By BS Reporter
State-run coal miner Coal India Ltd is heading for a restructuring, with the government on Monday inviting expressions of interest (EoI) from consultants to draw out a plan. The idea is to spin off CIL subsidiaries as independent entities to ramp up production by infusing competition.
“It has been proposed to take up a study for restructuring CIL to assess drawbacks inherent in a monopolistic situation, for improving competition among coal mining companies, for evolving administrative structures to enhance planning capability in companies and improving investment plans,” the coal ministry said in a statement. Consultants have 15 days to submit EoIs and three months to submit the report.
Restructuring of CIL was originally proposed by the T L Shakar committee on coal sector reforms that submitted its recommendations in 2007. The panel had suggested staying away from any major legal or administrative restructuring of the coal behemoth. It had, however, recommended making changes at the board level by making the chairman and managing director (CMD) of CIL the chairman of the boards of all subsidiaries. The idea was to hold the CIL CMD accountable for the performance of subsidiaries.
The Shankar committee had asked the government to go for the restructuring in the 12th Plan period (2012-17). The government had accepted the recommendation. Accordingly, the 12th Plan document pitches for spinning off the CIL subsidiaries as separate public sector companies, “encouraged to develop their own strategies of coal development, including joint venture activities and acquisition of assets abroad”.

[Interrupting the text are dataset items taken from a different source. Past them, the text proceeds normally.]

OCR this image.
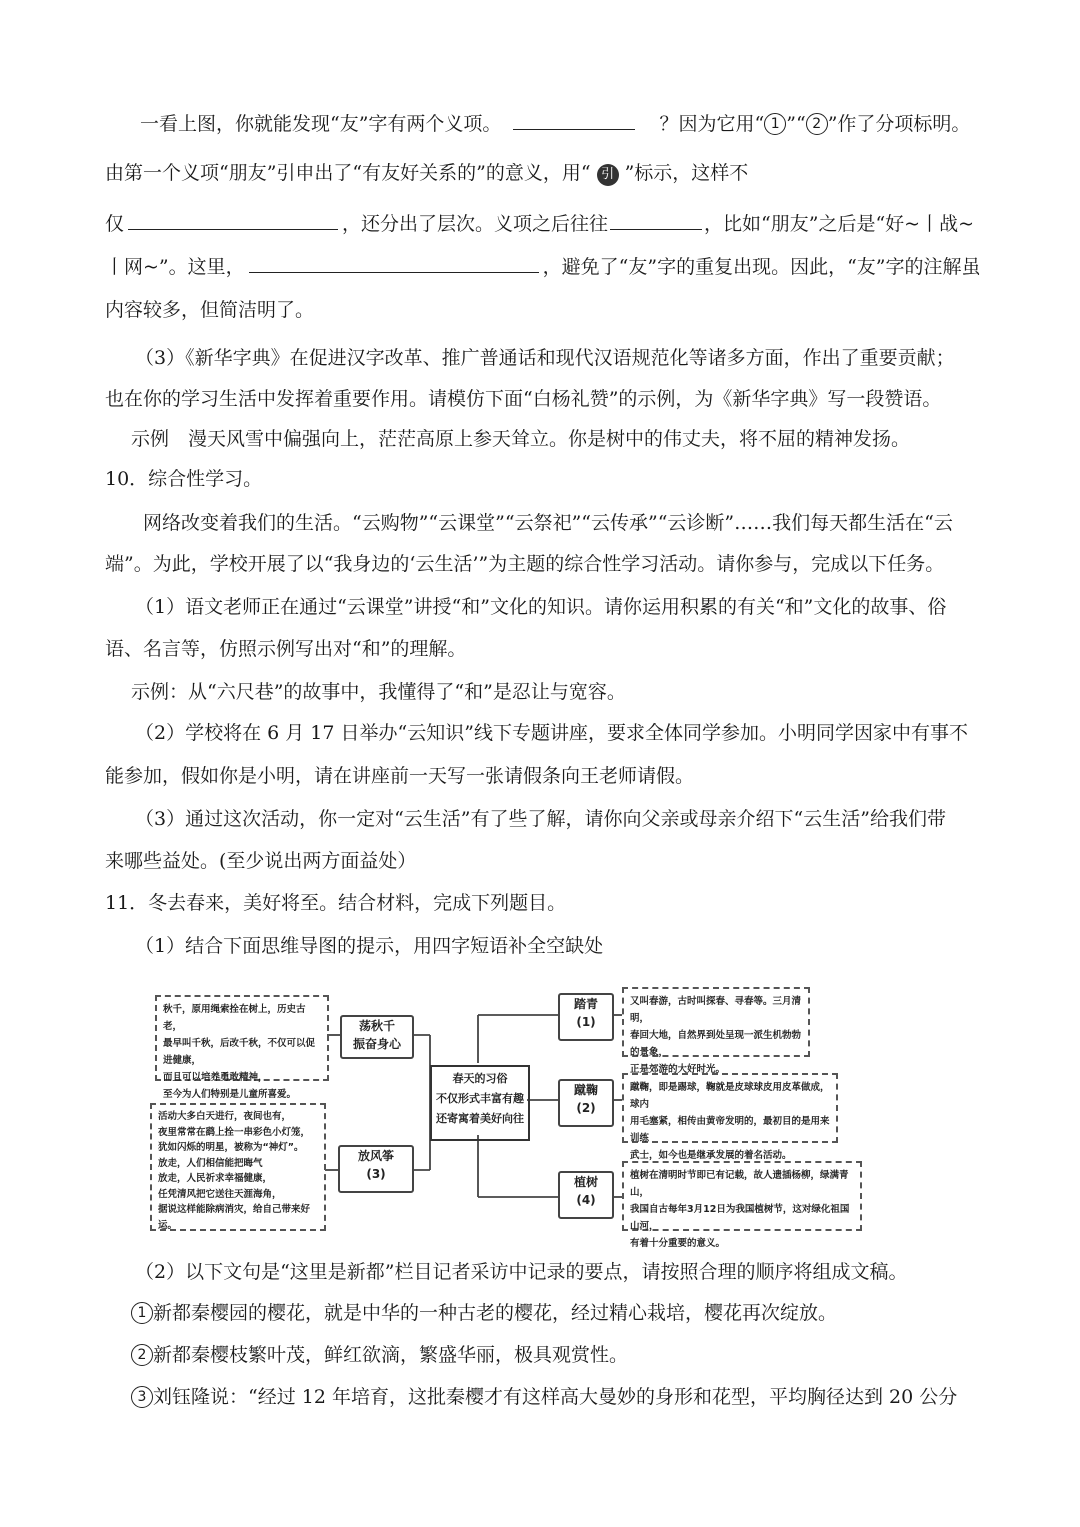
一看上图，你就能发现“友”字有两个义项。	？因为它用“ 1 ”“ 2 ”作了分项标明。
由第一个义项“朋友”引申出了“有友好关系的”的意义，用“ 引 ”标示，这样不
仅	，还分出了层次。义项之后往往	，比如“朋友”之后是“好~丨战~
丨网~”。这里，	，避免了“友”字的重复出现。因此，“友”字的注解虽
内容较多，但简洁明了。
（3）《新华字典》在促进汉字改革、推广普通话和现代汉语规范化等诸多方面，作出了重要贡献；
也在你的学习生活中发挥着重要作用。请模仿下面“白杨礼赞”的示例，为《新华字典》写一段赞语。
示例　漫天风雪中偏强向上，茫茫高原上参天耸立。你是树中的伟丈夫，将不屈的精神发扬。
10．综合性学习。
网络改变着我们的生活。“云购物”“云课堂”“云祭祀”“云传承”“云诊断”……我们每天都生活在“云
端”。为此，学校开展了以“我身边的‘云生活’”为主题的综合性学习活动。请你参与，完成以下任务。
（1）语文老师正在通过“云课堂”讲授“和”文化的知识。请你运用积累的有关“和”文化的故事、俗
语、名言等，仿照示例写出对“和”的理解。
示例：从“六尺巷”的故事中，我懂得了“和”是忍让与宽容。
（2）学校将在 6 月 17 日举办“云知识”线下专题讲座，要求全体同学参加。小明同学因家中有事不
能参加，假如你是小明，请在讲座前一天写一张请假条向王老师请假。
（3）通过这次活动，你一定对“云生活”有了些了解，请你向父亲或母亲介绍下“云生活”给我们带
来哪些益处。(至少说出两方面益处）
11．冬去春来，美好将至。结合材料，完成下列题目。
（1）结合下面思维导图的提示，用四字短语补全空缺处
秋千，原用绳索拴在树上，历史古老，
最早叫千秋，后改千秋，不仅可以促进健康，
而且可以培养勇敢精神，
至今为人们特别是儿童所喜爱。
荡秋千
振奋身心
活动大多白天进行，夜间也有，
夜里常常在鹞上拴一串彩色小灯笼，
犹如闪烁的明星，被称为“神灯”。
放走，人们相信能把晦气
放走，人民祈求幸福健康，
任凭清风把它送往天涯海角，
据说这样能除病消灾，给自己带来好运。
放风筝
(3)
春天的习俗
不仅形式丰富有趣
还寄寓着美好向往
踏青
(1)
又叫春游，古时叫探春、寻春等。三月清明，
春回大地，自然界到处呈现一派生机勃勃的景象，
正是郊游的大好时光。
蹴鞠
(2)
蹴鞠，即是踢球，鞠就是皮球球皮用皮革做成，球内
用毛塞紧，相传由黄帝发明的，最初目的是用来训练
武士，如今也是继承发展的着名活动。
植树
(4)
植树在清明时节即已有记载，故人遗插杨柳，绿满青山，
我国自古每年3月12日为我国植树节，这对绿化祖国山河，
有着十分重要的意义。
（2）以下文句是“这里是新都”栏目记者采访中记录的要点，请按照合理的顺序将组成文稿。
1 新都秦樱园的樱花，就是中华的一种古老的樱花，经过精心栽培，樱花再次绽放。
2 新都秦樱枝繁叶茂，鲜红欲滴，繁盛华丽，极具观赏性。
3 刘钰隆说：“经过 12 年培育，这批秦樱才有这样高大曼妙的身形和花型，平均胸径达到 20 公分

Coal India was formed in 1975 as part of the effort to nationalise the coal sector by enacting the Coal Mines Nationalisation (CMN) Act. Four coal production subsidiaries were set up, based on location of coal reserves across India, in addition to a technical exploration arm, Central Mine Planning and Design Institute of India Ltd. Later, three more production subsidiaries were added.
CIL alone accounts for over 82 per cent of India’s 532 million tonne (mt) coal production. The miner produced 435 mt coal last financial year. This was a marginal--less than two per cent – increase compared to the previous year. The company’s output has remained stagnant over the past two years owing to capacity constraints and delays in clearances for new mines. The lag in production is likely to force costly imports to jump from the current 90 mt annually to 200 mt by 2017.
CIL’s monopoly has often come in for criticism by customers, largely power companies, which blame the miner for abuse of its monopoly in production to dictate prices. CIL denies the allegation.